Larry estaba oculto tras una cortina de pelo claro. La segunda mujer lo sujetaba como a un príncipe al que fuera a besar. Alejandro la agarró por la melena, la obligó a ponerse en pie y la lanzó contra el coche. Ella se tambaleó, pero no cayó, e hizo ademán de morderlo, como si fuera un perro atado.
Tracé un círculo amplio a su alrededor, con los crucifijos siempre por delante, como en cualquier peli de vampiros. Aunque, bien pensado, nunca he visto a ningún cazavampiros con cruces en la pulsera.
Larry estaba a cuatro patas, tambaleándose. Hablaba con voz aguda, al borde de la histeria, y no paraba de repetir: «Estoy sangrando. Estoy sangrando».
Lo toqué, y saltó como si se hubiera quemado. Me miró aterrado.
La sangre le goteaba camisa abajo, negra a la luz de la luna. Lo había mordido, por el amor de Dios. Lo había mordido.
—¿No oléis la sangre? —gemía la rubia, debatiéndose para llegar a Larry. Parecía un ruego.
—Contrólate o te controlo —ordenó Alejandro con una furia contenida que pareció cortar el aire. La vampira se inmovilizó.
—Ya está, ya está —dijo atemorizada. Nunca había visto a un vampiro tan acojonado ante otro. Parecía… ¿qué? ¿Muerta de miedo? Bueno, algo parecido. Allá ellos; yo tenía mejores cosas que hacer. Por ejemplo, dar con la forma de esquivarlos a todos y meterme en el coche.
Alejandro tenía a la mujer sujeta contra el coche, con una mano. Con la izquierda sujetaba mi pistola. Me quité la tobillera de colgantes. Es imposible pillar desprevenido a un vampiro; hasta los muertos recientes están más a la que salta que un gato de rabo largo en una habitación llena de mecedoras. Ya que no tenía oportunidad de sorprenderlo, probé con métodos más expeditivos.
—¡Lo ha mordido! ¡Me cago en la hostia! ¡Lo ha mordido! —grité mientras le tiraba de la camisa para llamar su atención. Le colé la tobillera por la espalda.
El vampiro se echó a gritar.
Le pase los crucifijos de la pulsera por la mano; cuando soltó la pistola, la recogí. De la espalda le salía una lengua de fuego azulado. Intentaba alcanzársela, pero no llegaba. Vuelta y vuelta, cariño.
Mientras se debatía entre gritos, el vampiro me dio un golpe de refilón en la cabeza; salí despedida y di de bruces contra el asfalto. Amortigüé lo que pude con los brazos, pero no conseguí evitar que mi cabeza rebotara en la carretera.

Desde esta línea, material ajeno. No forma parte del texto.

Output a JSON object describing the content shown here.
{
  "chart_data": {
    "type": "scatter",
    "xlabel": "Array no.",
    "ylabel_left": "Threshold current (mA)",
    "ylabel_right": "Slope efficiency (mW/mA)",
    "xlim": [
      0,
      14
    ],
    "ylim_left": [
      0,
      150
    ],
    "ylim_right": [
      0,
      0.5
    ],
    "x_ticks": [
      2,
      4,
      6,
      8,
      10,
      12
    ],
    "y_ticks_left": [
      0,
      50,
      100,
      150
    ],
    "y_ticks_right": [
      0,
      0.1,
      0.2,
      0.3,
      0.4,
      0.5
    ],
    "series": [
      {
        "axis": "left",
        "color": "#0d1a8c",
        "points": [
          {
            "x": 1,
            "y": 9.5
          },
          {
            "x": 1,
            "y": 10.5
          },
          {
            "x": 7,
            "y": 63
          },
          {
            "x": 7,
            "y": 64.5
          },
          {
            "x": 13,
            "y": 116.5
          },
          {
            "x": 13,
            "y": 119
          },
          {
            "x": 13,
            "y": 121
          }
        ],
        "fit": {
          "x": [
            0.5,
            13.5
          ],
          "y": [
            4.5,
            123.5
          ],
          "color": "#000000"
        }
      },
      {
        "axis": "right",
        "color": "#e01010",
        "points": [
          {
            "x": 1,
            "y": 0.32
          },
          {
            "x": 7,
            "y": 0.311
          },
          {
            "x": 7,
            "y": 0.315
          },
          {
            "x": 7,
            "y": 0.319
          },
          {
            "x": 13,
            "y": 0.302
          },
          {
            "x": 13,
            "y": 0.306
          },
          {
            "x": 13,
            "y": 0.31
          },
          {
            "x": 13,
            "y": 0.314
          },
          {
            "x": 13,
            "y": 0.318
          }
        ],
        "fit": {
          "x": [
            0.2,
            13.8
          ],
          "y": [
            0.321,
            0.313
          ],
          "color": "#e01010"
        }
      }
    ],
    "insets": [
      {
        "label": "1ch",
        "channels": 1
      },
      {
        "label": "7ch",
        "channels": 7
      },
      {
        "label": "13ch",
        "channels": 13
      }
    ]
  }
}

El mundo se llenó de puntos negros. Cuando se me aclaró la vista tenía encima una cara muy pálida. El pelo largo, rubio platino, me rozó la mejilla cuando la vampira se inclinó para morder.

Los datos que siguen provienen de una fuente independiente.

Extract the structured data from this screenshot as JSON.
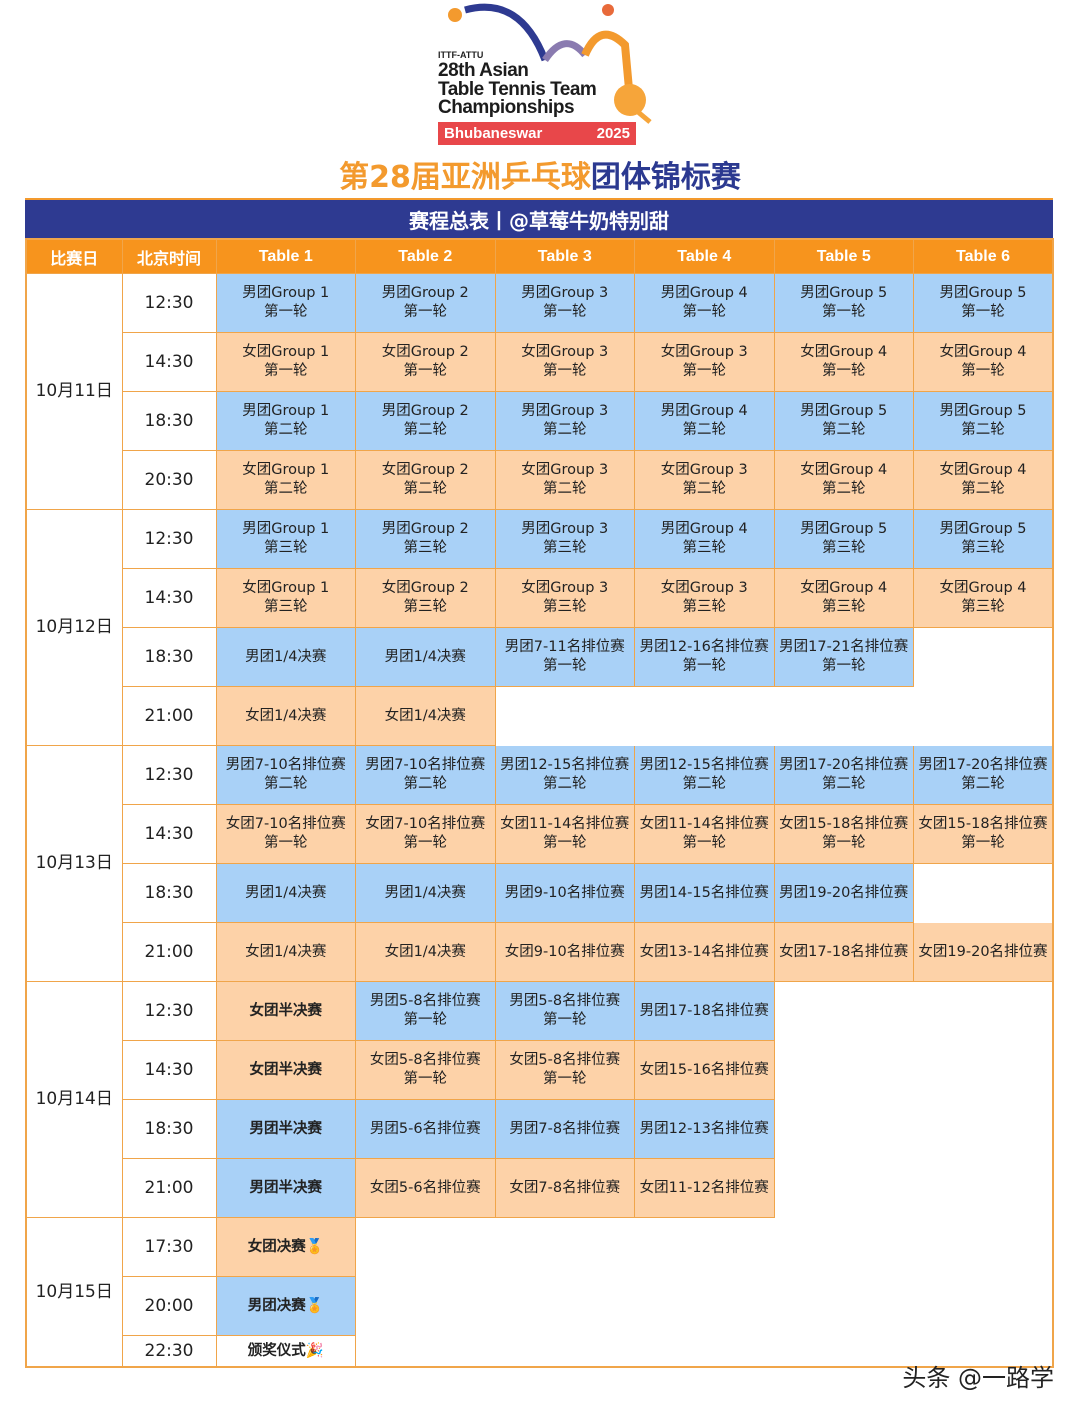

Aún llevaba la Browning en la mano derecha. Apreté el gatillo, y el cuerpo de la mujer salió despedido como si hubieran tirado de él. Cayó en la carretera, sangrando. Lo del estómago no era nada comparado con el agujero que tenía en la espalda. Esperaba haberle deshecho la columna.
Conseguí ponerme en pie.
Alejandro se arrancó la camisa, y los crucifijos cayeron a la carretera en un charco de fuego azul. Tenía la espalda achicharrada, con ampollas aquí y allá para añadir una nota de color. Se giró hacia mí y le pegué un tiro en el pecho, apresuradamente. No lo derribé.
Larry lo agarró por el tobillo, pero el vampiro siguió avanzando, arrastrando al joven como si fuera un juguete. Lo cogió por el brazo y lo puso en pie, pero Larry le pasó una cadena por el cuello. El pesado crucifijo de plata estalló en llamas, y Alejandro, en gritos.
—¡Entra en el coche ahora mismo! —ordené.